Employees’ contribution-1.75 percent of the wages
Employers’ contribution-4.75 percent of the wages
Total-6.50 percent of the wages

It is obligatory on the part of the employer to calculate and remit ESI Contribution comprising of
employers' share 4.75% plus employees' share of 1.75% which is payable on or before 21st of
the following month, to the month to which the salary relates. If the employee is drawing upto
Rs.50/- as daily average wage, he is exempt from the payment of his share of contribution. The
employer is however to pay employer's share of 4.75% of the salary received/receivable by the
employee. The state government bears one-eighth share of expenditure on medical benefits
within per capita ceiling of Rs.1000/- per I.P. family per annum.

Contribution period and benefit period


There are two contribution periods each of six months duration and two corresponding benefit
periods also of six months duration as in under.

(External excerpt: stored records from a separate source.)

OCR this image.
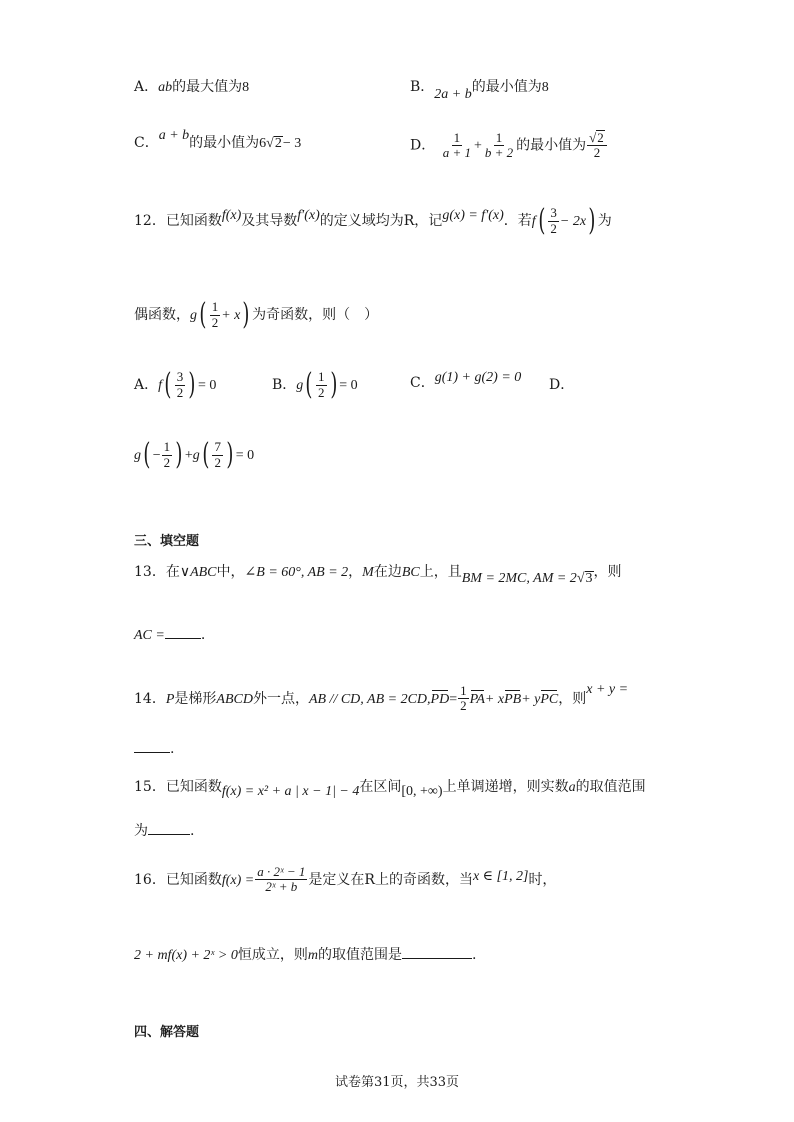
A．ab的最大值为8	B．2a + b的最小值为8
C．a + b的最小值为6√2− 3	D． $\frac{1}{a + 1} + \frac{1}{b + 2}$ 的最小值为 $\frac{√2}{2}$
12．已知函数f(x)及其导数f′(x)的定义域均为R，记g(x) = f′(x)．若$f( \frac{3}{2} - 2x)$ 为
偶函数，$g( \frac{1}{2} + x)$ 为奇函数，则（　）
A．$f( \frac{3}{2}$ ) = 0	B．$g( \frac{1}{2}$ ) = 0	C．g(1) + g(2) = 0 D．
$g( - \frac{1}{2}$ ) $+g( \frac{7}{2}$ ) = 0
三、填空题
13．在∨ABC中，∠B = 60°, AB = 2，M在边BC上，且BM = 2MC, AM = 2√3，则
AC =	.
14．P是梯形ABCD外一点，AB // CD, AB = $2CD,PD= \frac{1}{2} PA+ xPB+$ yPC，则x + y =
.
15．已知函数f(x) = x² + a | x − 1| − 4在区间[0, +∞)上单调递增，则实数a的取值范围
为	.
16．已知函数$f(x) = \frac{\text{a · 2ˣ − 1}}{\text{2ˣ + b}}$ 是定义在R上的奇函数，当x ∈ [1, 2]时，
2 + mf(x) + 2ˣ > 0恒成立，则m的取值范围是	.
四、解答题
试卷第31页，共33页
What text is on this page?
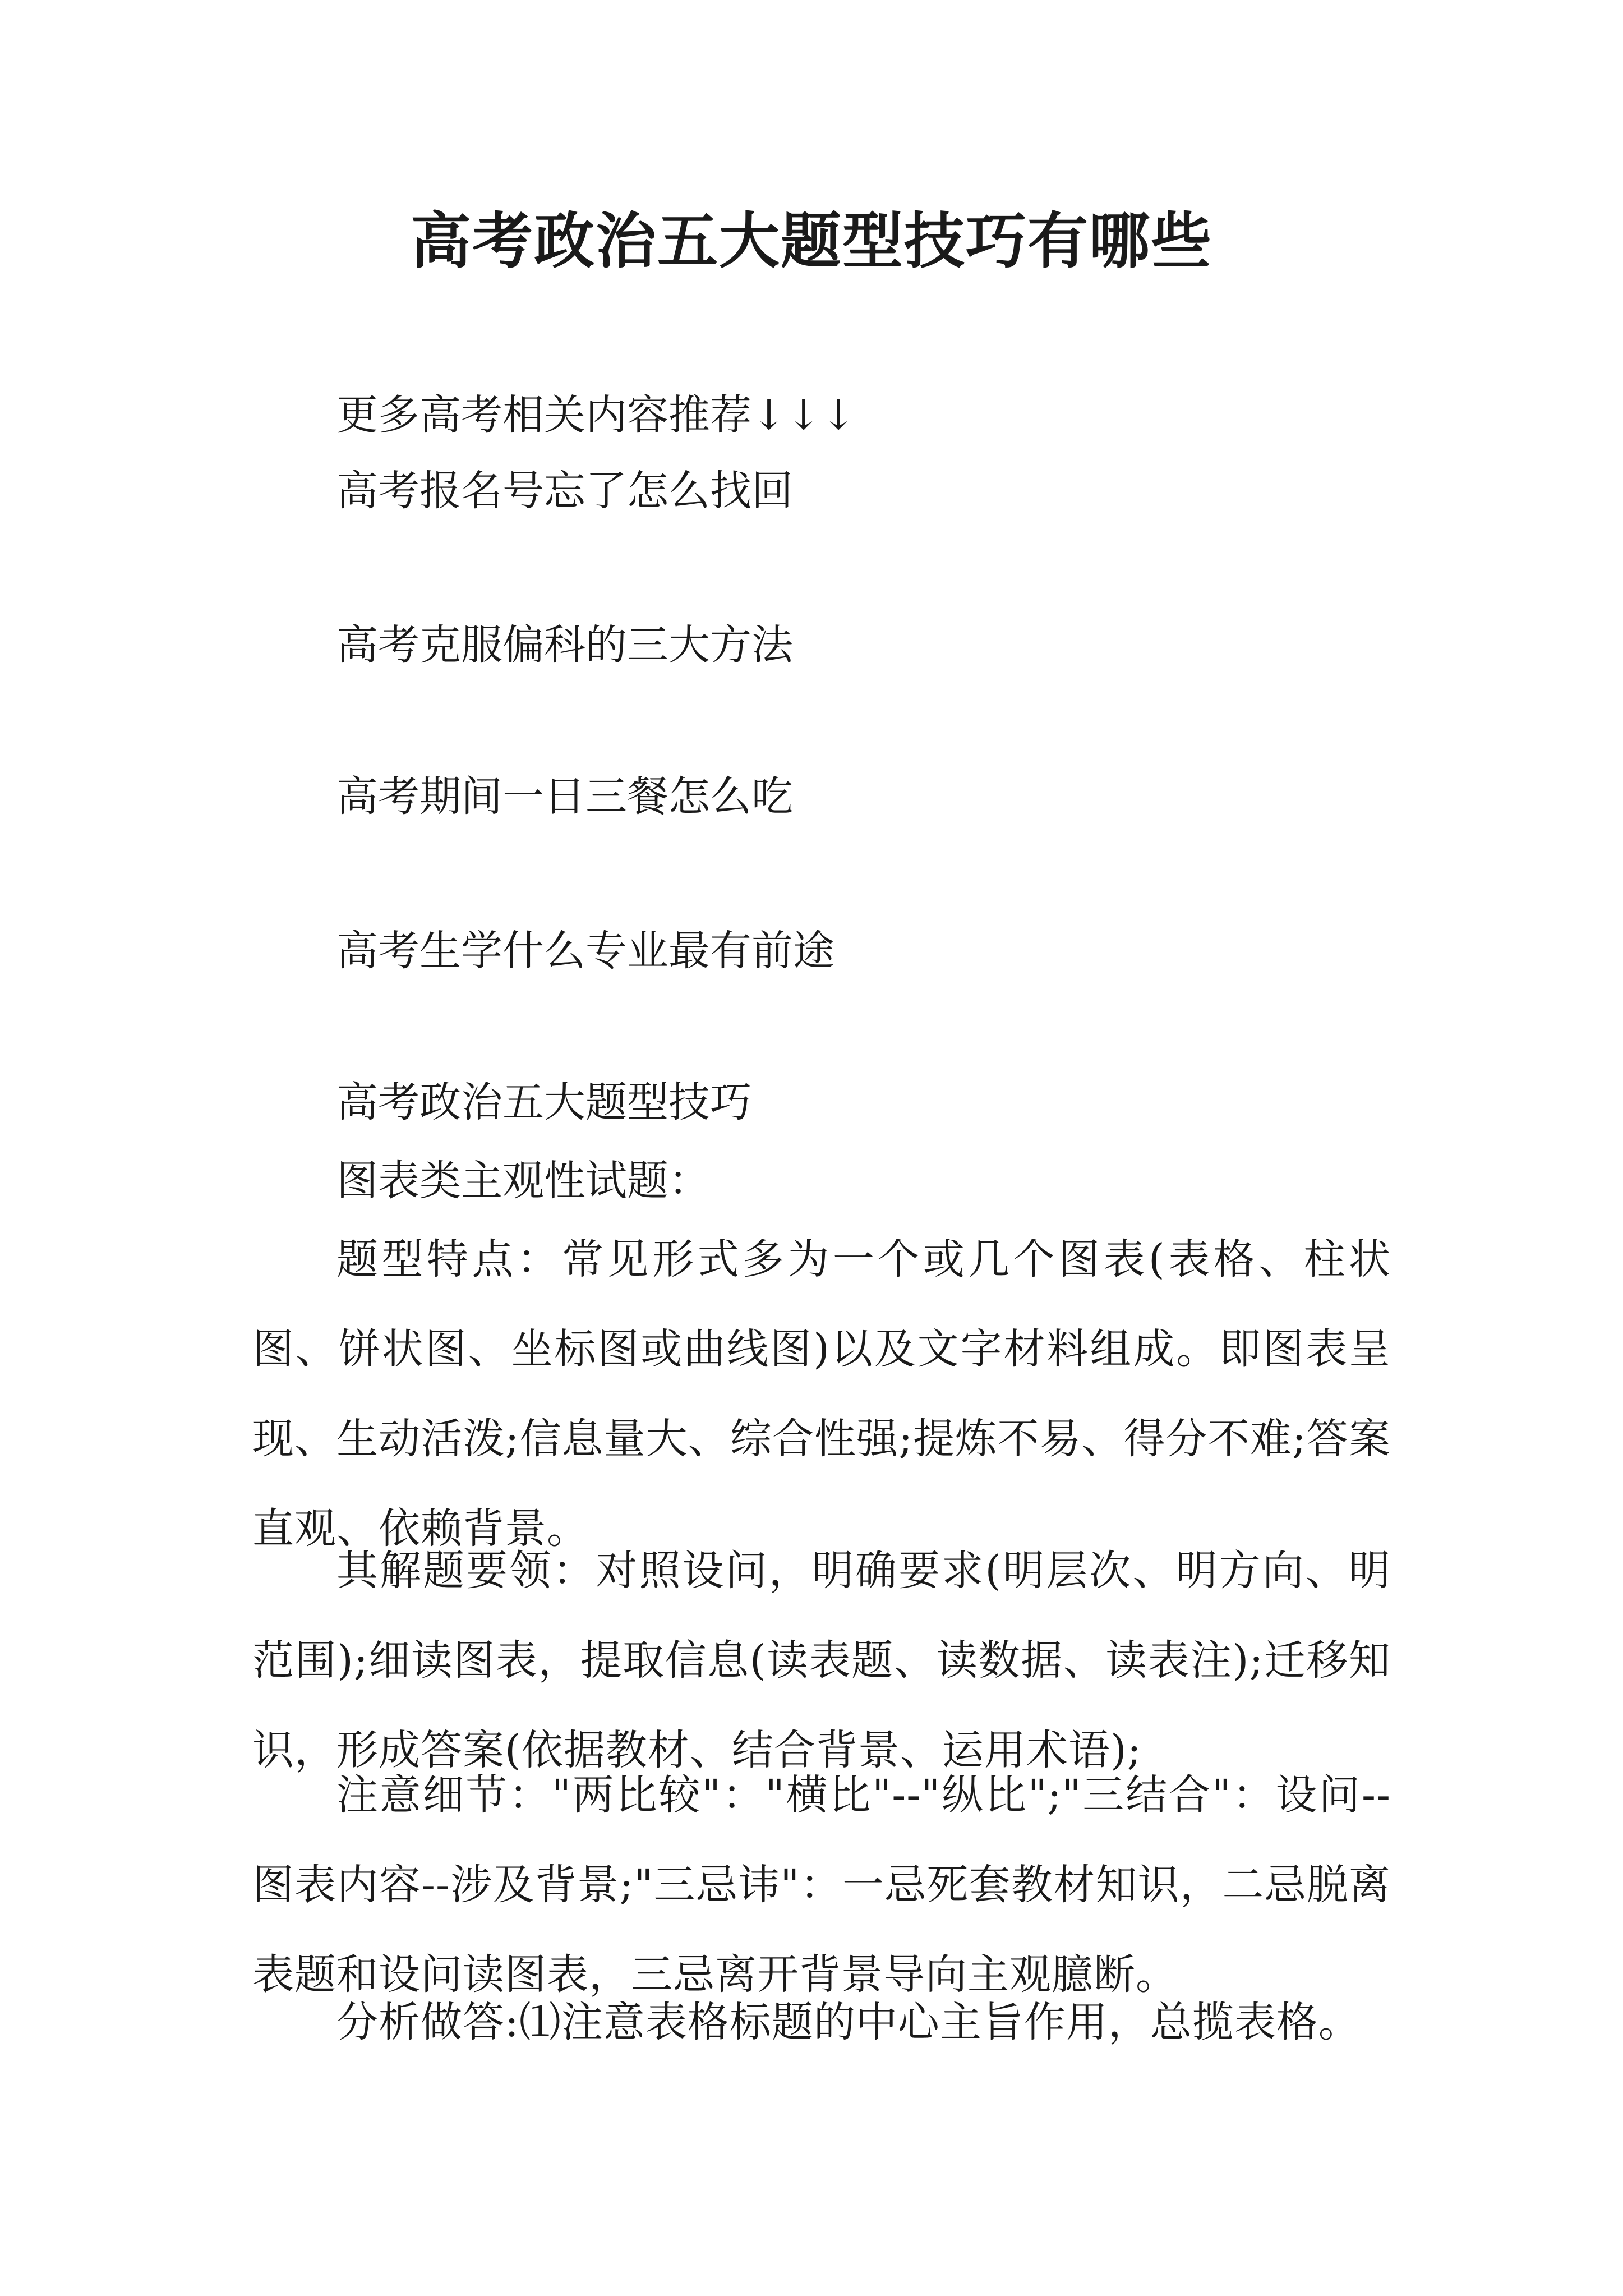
高考政治五大题型技巧有哪些
更多高考相关内容推荐↓↓↓
高考报名号忘了怎么找回
高考克服偏科的三大方法
高考期间一日三餐怎么吃
高考生学什么专业最有前途
高考政治五大题型技巧
图表类主观性试题：
题型特点：常见形式多为一个或几个图表(表格、柱状图、饼状图、坐标图或曲线图)以及文字材料组成。即图表呈现、生动活泼;信息量大、综合性强;提炼不易、得分不难;答案直观、依赖背景。
其解题要领：对照设问，明确要求(明层次、明方向、明范围);细读图表，提取信息(读表题、读数据、读表注);迁移知识，形成答案(依据教材、结合背景、运用术语);
注意细节："两比较"："横比"--"纵比";"三结合"：设问--图表内容--涉及背景;"三忌讳"：一忌死套教材知识，二忌脱离表题和设问读图表，三忌离开背景导向主观臆断。
分析做答:⑴注意表格标题的中心主旨作用，总揽表格。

Contribution period Corresponding Cash Benefit period


1st April to 30th Sept. 1st January to 30th June of the following year.
1st Oct. to 31st March 1st July to 31st December of the year following

Method of payment of contributions (section 43)

The manner for payments which the Act provides regulations for, has been elaborated in the
following conditions:

 The nature and time of contribution being paid.


 Payment which involves the usage of stamps or other adhesives fixed upon the books of
accounts, or any other documents.
 The evidence of the contributions, which reaches the Corporation, is to be dated.
 The different entries in the books of accounts along with the details of the insured
persons.
 The replacement of documents which have been lost, destroyed or defaced.